Parti adına açıklamayı, Ece Ertan yaptı. Ertan, açıklamaya Soma'dan Şırnak'a, Bartın'dan Yalvaç'a, Ermenek'e işçi katliamlarında hayatını kaybedenleri anarak başladı. Ermenek'te yaşanan göçükle ortaya çıkan tabloda, ocağın sahibinin iki dönem belediye başkanlığı yaptığı, ocakta iki sene önce benzer bir su baskını yaşandığı ama kayda değer bir gelişme yaşanmadığı vurgulandı. Has Şekerler Madencilik yetkilisinin, olayı "trafik kazası"yla bir tutması, "kaçınılmaz" olarak değerlendirmesi eleştirildi.

Ölümler doğrudan doğruya yaşadığımız sistemin ürünüdür!

Sermayenin uşaklığını hayatını kazanmanın yolu haline getirmemiş herkesin, iş cinayeti terimi kullandığını, ölümlerin kader olmadığı belirtilen açıklamada, ölümlerin doğrudan doğruya yaşadığımız sistemin ürünü olduğu belirtildi. "Nedir bu sistem? Kapitalizmdir" diye devam açıklamada, rüşvet sistemine bağlanmış müfettişleriyle, kan parasını adalet görüp kenara çekilen mahkemeleriyle, mücadele eden işçileri coplayan ve gazlayan polisiyle, dayıbaşlarıyla, hükümetiyle, bakanlarıyla bir bütün olarak kapitalizmin kendisidir dendi.

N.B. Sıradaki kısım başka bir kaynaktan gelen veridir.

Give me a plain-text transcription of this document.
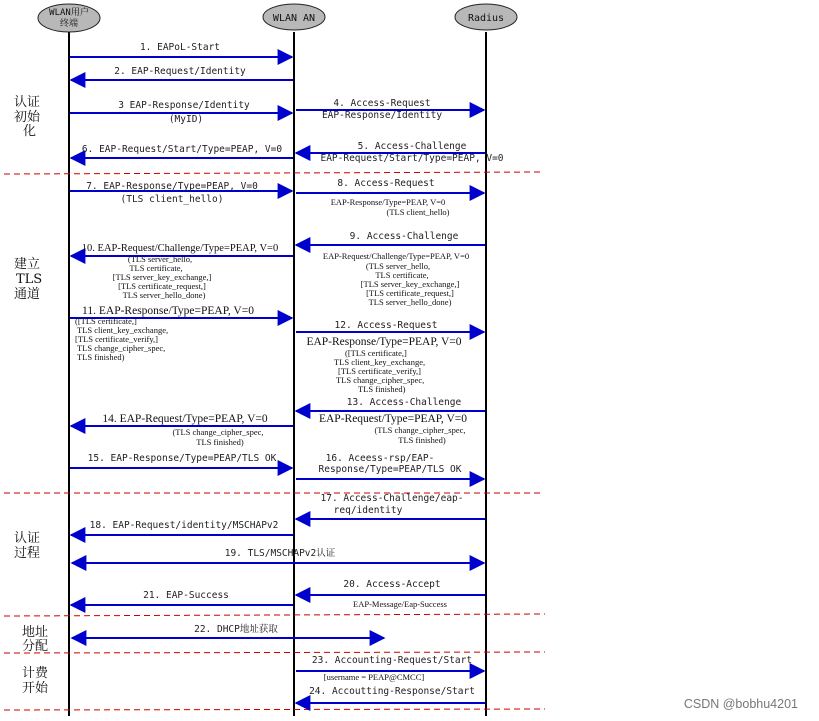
WLAN用户
终端	WLAN AN	Radius
认证
初始
化
建立
TLS
通道
认证
过程
地址
分配
计费
开始
1. EAPoL-Start
2. EAP-Request/Identity
3 EAP-Response/Identity
(MyID)
4. Access-Request
EAP-Response/Identity
5. Access-Challenge
EAP-Request/Start/Type=PEAP, V=0
6. EAP-Request/Start/Type=PEAP, V=0
7. EAP-Response/Type=PEAP, V=0
(TLS client_hello)
8. Access-Request
EAP-Response/Type=PEAP, V=0
(TLS client_hello)
9. Access-Challenge
EAP-Request/Challenge/Type=PEAP, V=0
(TLS server_hello,
TLS certificate,
[TLS server_key_exchange,]
[TLS certificate_request,]
TLS server_hello_done)
10. EAP-Request/Challenge/Type=PEAP, V=0
(TLS server_hello,
TLS certificate,
[TLS server_key_exchange,]
[TLS certificate_request,]
TLS server_hello_done)
11. EAP-Response/Type=PEAP, V=0
([TLS certificate,]
TLS client_key_exchange,
[TLS certificate_verify,]
TLS change_cipher_spec,
TLS finished)
12. Access-Request
EAP-Response/Type=PEAP, V=0
([TLS certificate,]
TLS client_key_exchange,
[TLS certificate_verify,]
TLS change_cipher_spec,
TLS finished)
13. Access-Challenge
EAP-Request/Type=PEAP, V=0
(TLS change_cipher_spec,
TLS finished)
14. EAP-Request/Type=PEAP, V=0
(TLS change_cipher_spec,
TLS finished)
15. EAP-Response/Type=PEAP/TLS OK	16. Aceess-rsp/EAP-
Response/Type=PEAP/TLS OK
17. Access-Challenge/eap-
req/identity
18. EAP-Request/identity/MSCHAPv2
19. TLS/MSCHAPv2认证
20. Access-Accept
EAP-Message/Eap-Success
21. EAP-Success
22. DHCP地址获取
23. Accounting-Request/Start
[username = PEAP@CMCC]
24. Accoutting-Response/Start
CSDN @bobhu4201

Yıllardır ülkeyi yöneten hükümetin, "hesap soracağız" diye arsızca saçmaladığı belirtilirken, asıl Tayyip Erdoğan'ın, Davutoğlu'nun, Çalışma Bakanı'nın ve AKP'nin hesap vereceği söylendi.

Patronlar sınıf savaşı veriyorlar!

Bunun bir savaş olduğu, patronların işçi sınıfına karşı bir savaş içerisinde olduğu vurgulandı. Her yıl en az bin işçinin bu savaşta hayatını yitirdiği, AKP hükümetinin 12 yılında 14 bin iş cinayeti yaşandığı, çok daha fazla ölümün ailelere “kan parası” ödenerek gizlendiği, bunun yanında on binlerin sakat  kaldığı ifade edildi.

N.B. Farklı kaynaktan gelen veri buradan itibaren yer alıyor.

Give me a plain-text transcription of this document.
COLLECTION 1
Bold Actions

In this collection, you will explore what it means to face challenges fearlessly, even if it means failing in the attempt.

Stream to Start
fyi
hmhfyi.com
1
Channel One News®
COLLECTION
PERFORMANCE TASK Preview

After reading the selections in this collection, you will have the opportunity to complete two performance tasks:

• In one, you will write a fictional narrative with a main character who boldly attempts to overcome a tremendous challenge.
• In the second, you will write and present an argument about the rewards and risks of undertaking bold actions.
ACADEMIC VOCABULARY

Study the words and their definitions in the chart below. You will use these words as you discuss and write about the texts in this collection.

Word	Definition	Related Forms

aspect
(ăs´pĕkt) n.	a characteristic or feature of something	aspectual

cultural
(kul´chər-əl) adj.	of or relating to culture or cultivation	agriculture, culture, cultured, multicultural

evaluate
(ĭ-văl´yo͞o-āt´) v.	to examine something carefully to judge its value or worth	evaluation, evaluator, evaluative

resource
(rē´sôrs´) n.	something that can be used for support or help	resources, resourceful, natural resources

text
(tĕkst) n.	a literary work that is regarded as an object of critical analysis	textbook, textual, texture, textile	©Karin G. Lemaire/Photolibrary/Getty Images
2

"Bu bir sınıf savaşıdır" diyen Ertan, açıklamaya şöyle devam etti: "Devrimci İşçi Partisi, bu savaşta işçi sınıfının saflarındadır. Gün emeğiyle yaşayan insanların hayatını savunma günüdür. Ağlamayalım. Ermenek’te ölen kardeşlerimize, Yalvaç’ta yitirdiğimiz kız kardeşlerimize en büyük sayıgıyı bu savaşa katılarak gösterebiliriz. İşçi sınıfının yanında, içinde, bağrında, en önünde savaşalım! Somalı işçilere bakın! Ermenek’te işçilerin öldüğü gün onlar Ankara’ya yürüyordu. Onları örnek alalım. Kapitalistler bütün Türkiye’yi iş cinayetlerinin Soması haline getiriyor. Biz de bütün Türkiye’yi sınıf mücadelesinin Soması haline getirelim."

Madenler işçi denetiminde kamulaştırılsın!

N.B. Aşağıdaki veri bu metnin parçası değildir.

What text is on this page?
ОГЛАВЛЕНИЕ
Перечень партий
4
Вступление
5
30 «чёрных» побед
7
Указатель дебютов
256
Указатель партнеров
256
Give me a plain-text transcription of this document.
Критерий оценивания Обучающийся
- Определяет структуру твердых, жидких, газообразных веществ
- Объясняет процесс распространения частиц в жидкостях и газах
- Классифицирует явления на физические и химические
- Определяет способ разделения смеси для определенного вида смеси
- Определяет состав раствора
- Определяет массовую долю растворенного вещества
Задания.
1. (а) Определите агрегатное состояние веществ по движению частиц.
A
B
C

Çalışma Bakanı'nın Torunlar katliamından sonra "denetleyecek yeterli müfettişimiz yok" açıklaması hatırlatılarak, işyerlerinde, madenlerde, inşaatlarda, katliamlara karşı denetimi sağlayacak olanın işçi sınıfının kendisi olduğu vurgulandı. İşçi sınıfının mücadelesinde önemli bir mücadele aracı olarak "işçi denetiminde kamulaştırma" talebini savunmanın ve işyerlerinde bu şiarla örgütlemenin altı çizildi.

Açıklamada, sendikalara da çağrı yapıldı. "Sendikalar, gündemlerine birinci madde olarak Ankara’da kitlesel bir işçi mitinginin örgütlenmesini koymalı, tüm imkanlarını seferber etmelidirler." diyen açıklama, mücadele çağrısıyla sona erdi.